An astronaut travels alone on an innovative mission into deep space, where time and space begin to warp, slowing time down for her. She's also escaping a horrible loss back on Earth, and the isolation of space mirrors the isolation of her grief and sorrow.
Though she's alone, she receives disjointed, sometimes delayed messages from her loving husband. Thanks to the elasticity of time, he ages before her very eyes in his messages, emphasizing just how much faster time moves on Earth -- and how much the life she left behind is changing. As she faces the possibility of losing everything she loves entirely, she must confront the loss she left behind.

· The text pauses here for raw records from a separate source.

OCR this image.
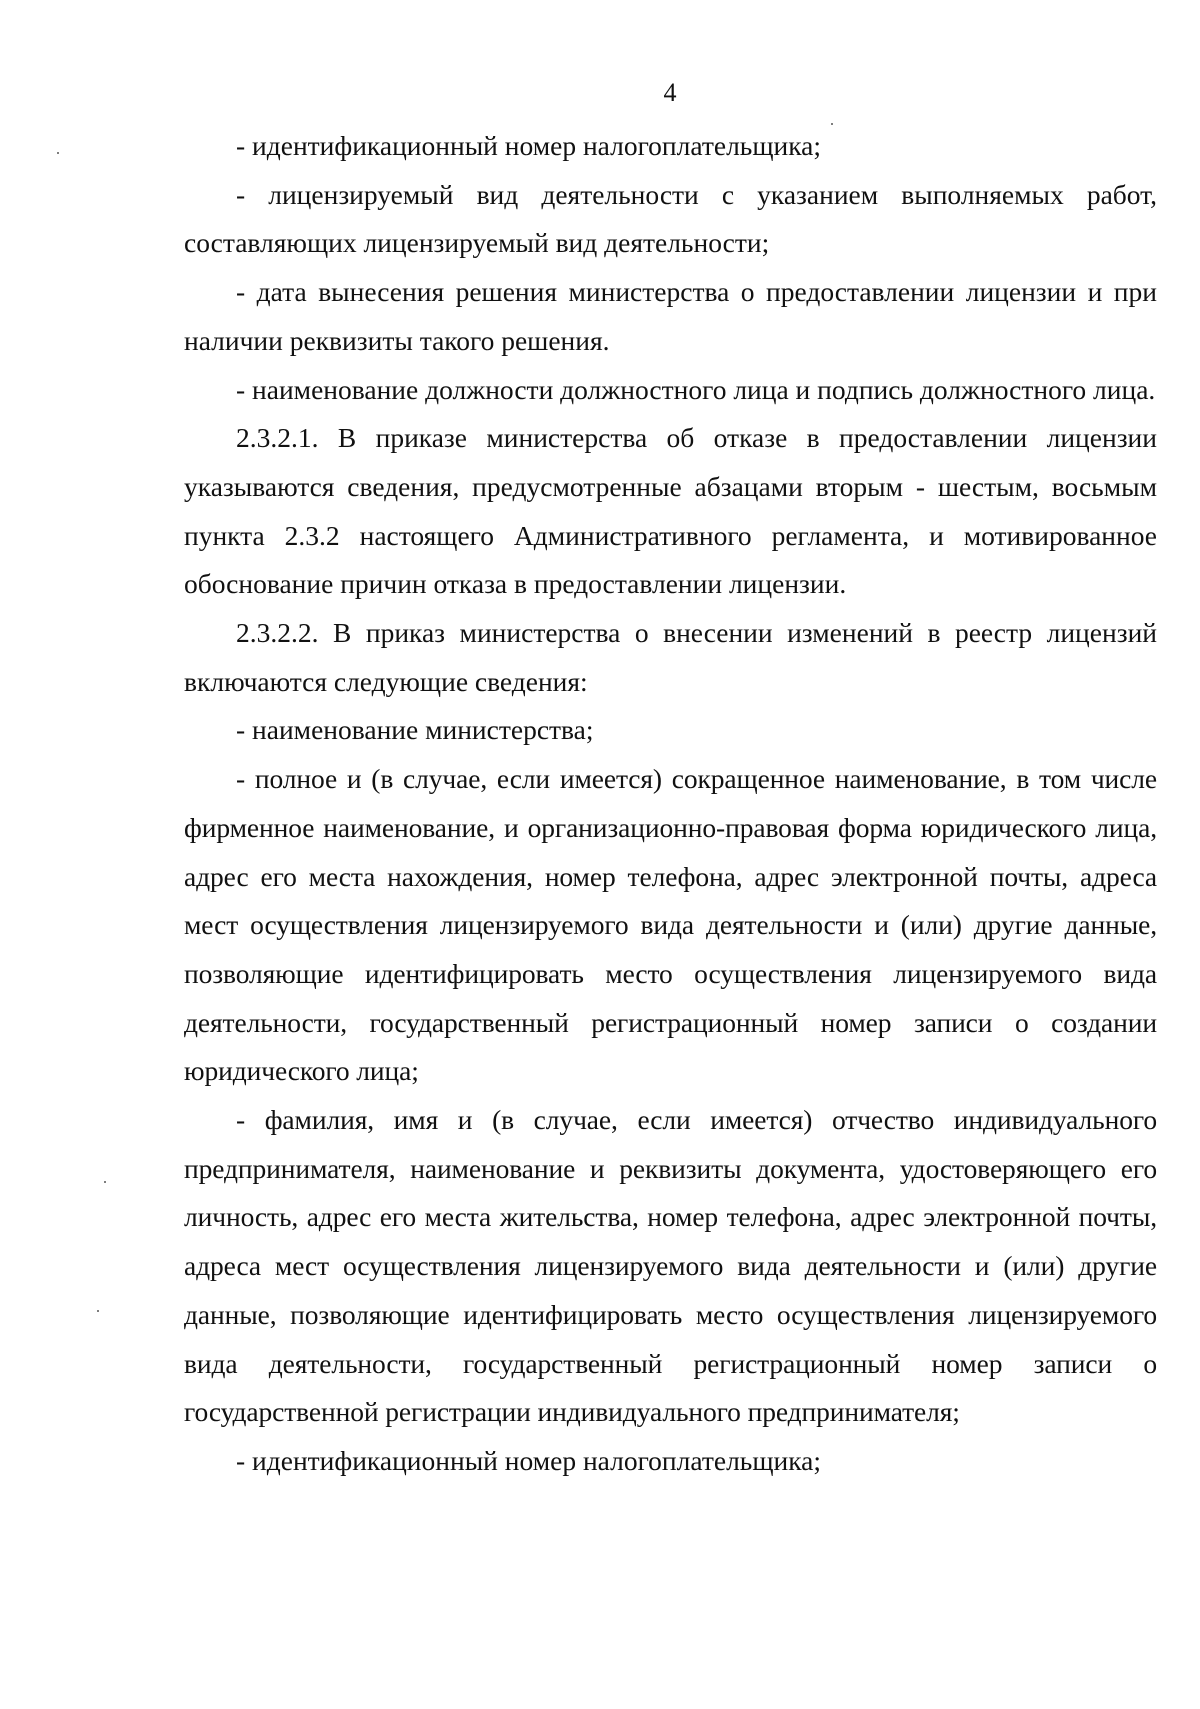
4

- идентификационный номер налогоплательщика;

- лицензируемый вид деятельности с указанием выполняемых работ, составляющих лицензируемый вид деятельности;

- дата вынесения решения министерства о предоставлении лицензии и при наличии реквизиты такого решения.

- наименование должности должностного лица и подпись должностного лица.

2.3.2.1. В приказе министерства об отказе в предоставлении лицензии указываются сведения, предусмотренные абзацами вторым - шестым, восьмым пункта 2.3.2 настоящего Административного регламента, и мотивированное обоснование причин отказа в предоставлении лицензии.

2.3.2.2. В приказ министерства о внесении изменений в реестр лицензий включаются следующие сведения:

- наименование министерства;

- полное и (в случае, если имеется) сокращенное наименование, в том числе фирменное наименование, и организационно-правовая форма юридического лица, адрес его места нахождения, номер телефона, адрес электронной почты, адреса мест осуществления лицензируемого вида деятельности и (или) другие данные, позволяющие идентифицировать место осуществления лицензируемого вида деятельности, государственный регистрационный номер записи о создании юридического лица;

- фамилия, имя и (в случае, если имеется) отчество индивидуального предпринимателя, наименование и реквизиты документа, удостоверяющего его личность, адрес его места жительства, номер телефона, адрес электронной почты, адреса мест осуществления лицензируемого вида деятельности и (или) другие данные, позволяющие идентифицировать место осуществления лицензируемого вида деятельности, государственный регистрационный номер записи о государственной регистрации индивидуального предпринимателя;

- идентификационный номер налогоплательщика;
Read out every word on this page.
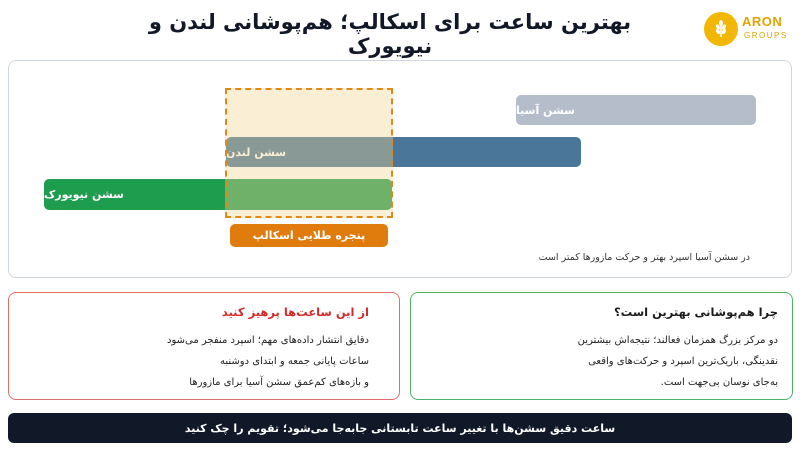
بهترین ساعت برای اسکالپ؛ هم‌پوشانی لندن و نیویورک
ARON
GROUPS
سشن آسیا
سشن لندن
سشن نیویورک
پنجره طلایی اسکالپ
در سشن آسیا اسپرد بهتر و حرکت مازورها کمتر است
از این ساعت‌ها پرهیز کنید
دقایق انتشار داده‌های مهم؛ اسپرد منفجر می‌شود
ساعات پایانی جمعه و ابتدای دوشنبه
و بازه‌های کم‌عمق سشن آسیا برای مازورها
چرا هم‌پوشانی بهترین است؟
دو مرکز بزرگ همزمان فعالند؛ نتیجه‌اش بیشترین
نقدینگی، باریک‌ترین اسپرد و حرکت‌های واقعی
به‌جای نوسان بی‌جهت است.
ساعت دقیق سشن‌ها با تغییر ساعت تابستانی جابه‌جا می‌شود؛ تقویم را چک کنید
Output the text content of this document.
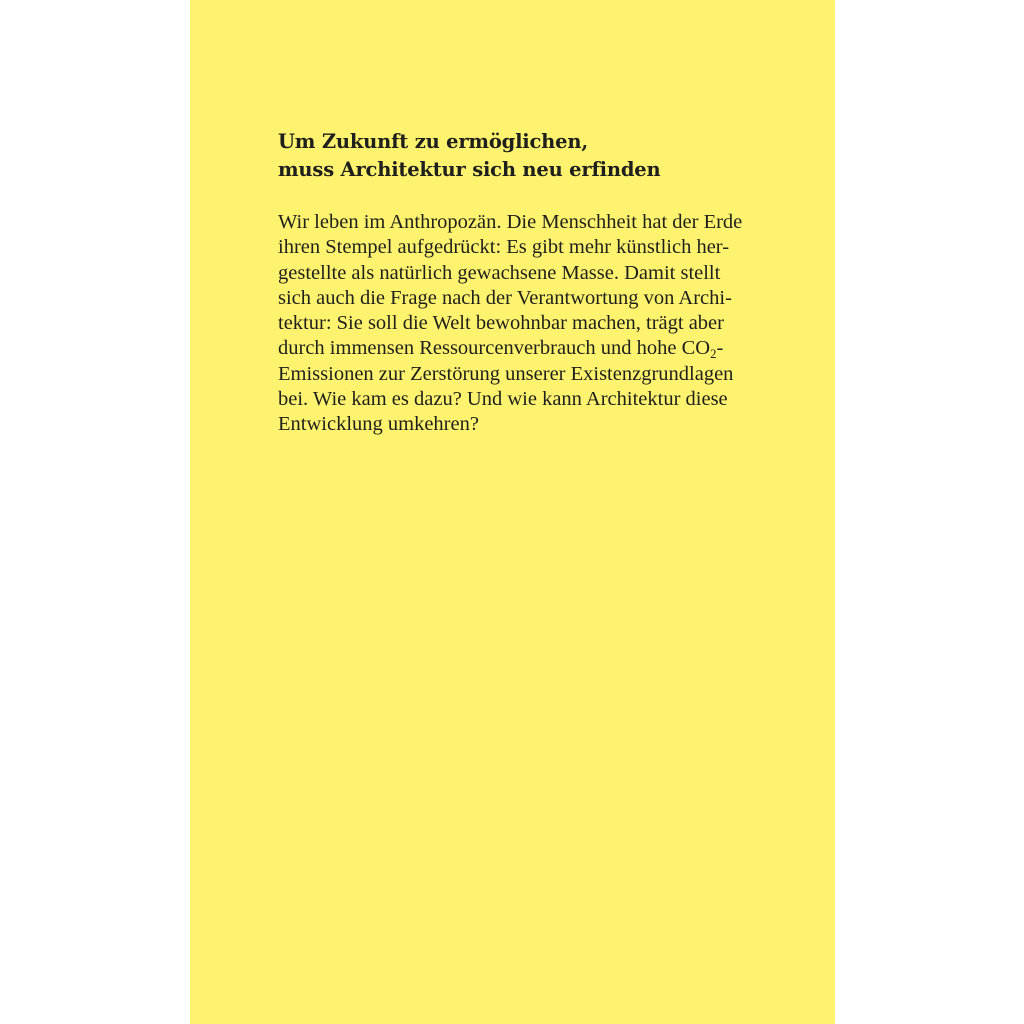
Um Zukunft zu ermöglichen,
muss Architektur sich neu erfinden
Wir leben im Anthropozän. Die Menschheit hat der Erde
ihren Stempel aufgedrückt: Es gibt mehr künstlich her-
gestellte als natürlich gewachsene Masse. Damit stellt
sich auch die Frage nach der Verantwortung von Archi-
tektur: Sie soll die Welt bewohnbar machen, trägt aber
durch immensen Ressourcenverbrauch und hohe $CO_2-$
Emissionen zur Zerstörung unserer Existenzgrundlagen
bei. Wie kam es dazu? Und wie kann Architektur diese
Entwicklung umkehren?
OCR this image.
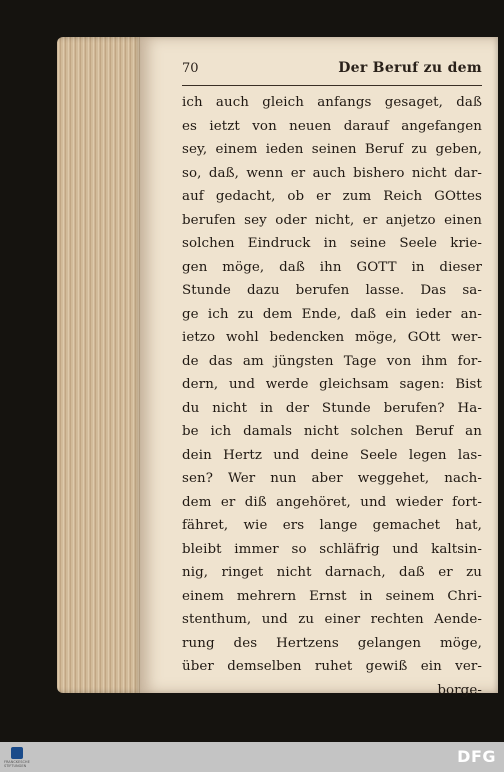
70	Der Beruf zu dem
ich auch gleich anfangs gesaget, daß
es ietzt von neuen darauf angefangen
sey, einem ieden seinen Beruf zu geben,
so, daß, wenn er auch bishero nicht dar-
auf gedacht, ob er zum Reich GOttes
berufen sey oder nicht, er anjetzo einen
solchen Eindruck in seine Seele krie-
gen möge, daß ihn GOTT in dieser
Stunde dazu berufen lasse. Das sa-
ge ich zu dem Ende, daß ein ieder an-
ietzo wohl bedencken möge, GOtt wer-
de das am jüngsten Tage von ihm for-
dern, und werde gleichsam sagen: Bist
du nicht in der Stunde berufen? Ha-
be ich damals nicht solchen Beruf an
dein Hertz und deine Seele legen las-
sen? Wer nun aber weggehet, nach-
dem er diß angehöret, und wieder fort-
fähret, wie ers lange gemachet hat,
bleibt immer so schläfrig und kaltsin-
nig, ringet nicht darnach, daß er zu
einem mehrern Ernst in seinem Chri-
stenthum, und zu einer rechten Aende-
rung des Hertzens gelangen möge,
über demselben ruhet gewiß ein ver-
borge-
FRANCKESCHE STIFTUNGEN	DFG
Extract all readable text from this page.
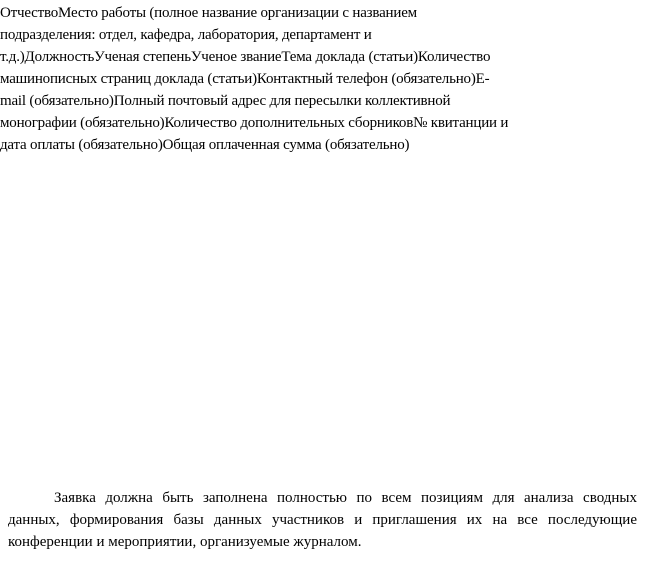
ОтчествоМесто работы (полное название организации с названием
подразделения: отдел, кафедра, лаборатория, департамент и
т.д.)ДолжностьУченая степеньУченое званиеТема доклада (статьи)Количество
машинописных страниц доклада (статьи)Контактный телефон (обязательно)E-
mail (обязательно)Полный почтовый адрес для пересылки коллективной
монографии (обязательно)Количество дополнительных сборников№ квитанции и
дата оплаты (обязательно)Общая оплаченная сумма (обязательно)
Заявка должна быть заполнена полностью по всем позициям для анализа сводных
данных, формирования базы данных участников и приглашения их на все последующие
конференции и мероприятии, организуемые журналом.
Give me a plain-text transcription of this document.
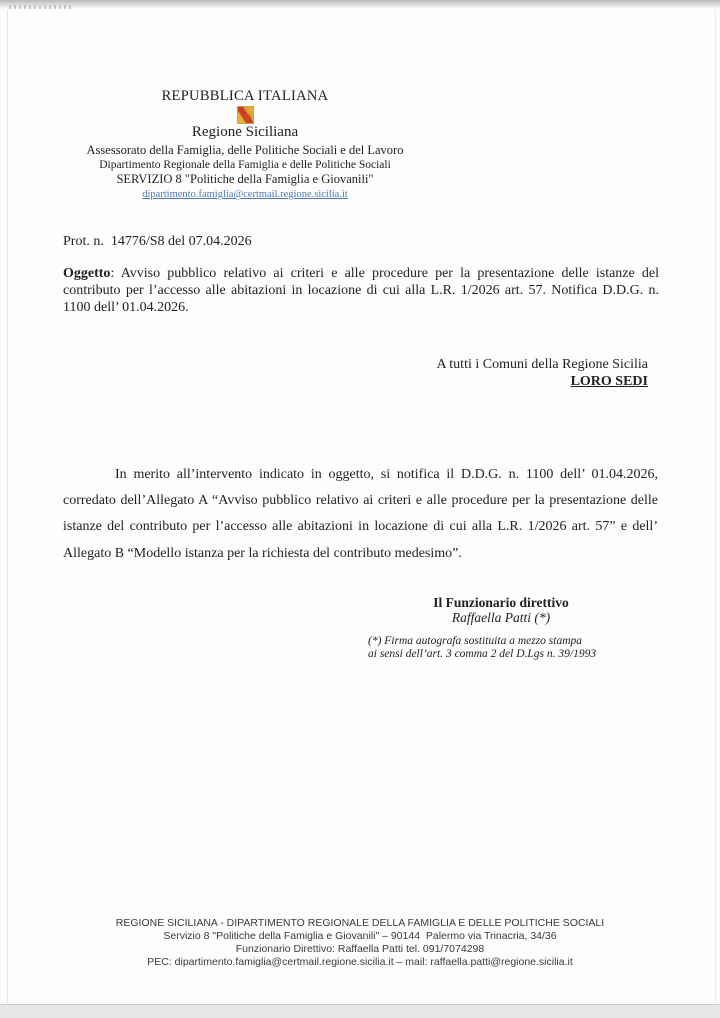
REPUBBLICA ITALIANA
Regione Siciliana
Assessorato della Famiglia, delle Politiche Sociali e del Lavoro
Dipartimento Regionale della Famiglia e delle Politiche Sociali
SERVIZIO 8 "Politiche della Famiglia e Giovanili"
dipartimento.famiglia@certmail.regione.sicilia.it
Prot. n.  14776/S8 del 07.04.2026
Oggetto: Avviso pubblico relativo ai criteri e alle procedure per la presentazione delle istanze del contributo per l’accesso alle abitazioni in locazione di cui alla L.R. 1/2026 art. 57. Notifica D.D.G. n. 1100 dell’ 01.04.2026.
A tutti i Comuni della Regione Sicilia
LORO SEDI
In merito all’intervento indicato in oggetto, si notifica il D.D.G. n. 1100 dell’ 01.04.2026, corredato dell’Allegato A “Avviso pubblico relativo ai criteri e alle procedure per la presentazione delle istanze del contributo per l’accesso alle abitazioni in locazione di cui alla L.R. 1/2026 art. 57” e dell’ Allegato B “Modello istanza per la richiesta del contributo medesimo”.
Il Funzionario direttivo
Raffaella Patti (*)
(*) Firma autografa sostituita a mezzo stampa
ai sensi dell’art. 3 comma 2 del D.Lgs n. 39/1993
REGIONE SICILIANA - DIPARTIMENTO REGIONALE DELLA FAMIGLIA E DELLE POLITICHE SOCIALI
Servizio 8 "Politiche della Famiglia e Giovanili" – 90144  Palermo via Trinacria, 34/36
Funzionario Direttivo: Raffaella Patti tel. 091/7074298
PEC: dipartimento.famiglia@certmail.regione.sicilia.it – mail: raffaella.patti@regione.sicilia.it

Director Andy Sowerby -- along with writers Uriel Emil and Rachael Halliwell -- have created a unique psychological portrait of love, grief and inner desolation. Framed by the time-bending astrophysics of the premise, the compact narrative meditates on just how much of love is based on sharing an experience as universal as time -- and how much it endures, even when you no longer find yourself in the same literal time and place with them.
Though there is an arc and a beginning, middle and end, the story isn't the driving force of the film, especially since much of the present-tense action is confined to the spaceship and one person.
But the film takes advantage of its constraints to create an unusually intimate, soul-bearing sci-fi vignette. The film bears many markers typical of the genre: gleaming, polished cinematography, minimalist set design, and genuinely breath-taking footage from NASA itself. But the focus is clearly on the tug and pull of the astronaut's heart as she reckons with the emotional implications of space travel.
The science fiction isn't incident to the emotional arc, though -- in fact, it's the inciting influence, forcing a gap between her and her husband back on Earth. As a result, the performances and screeplay are unusually unabashed and sincere for the genre -- but are genuinely moving once the full impact of the astronaut's travels are realized.
In a genre where the tech can often run away with the story at the expense of character and emotion, "The Jump" offers a resolutely emotional take, looking at how theoretical advances that could change the way we experience time will change the landscape of our inner lives. But even if travel into deep space never happens in our lifetimes or the next, it offers an exhortation to love and feel fully in the here and now -- because you never know when the time you share with loved ones will come to an end.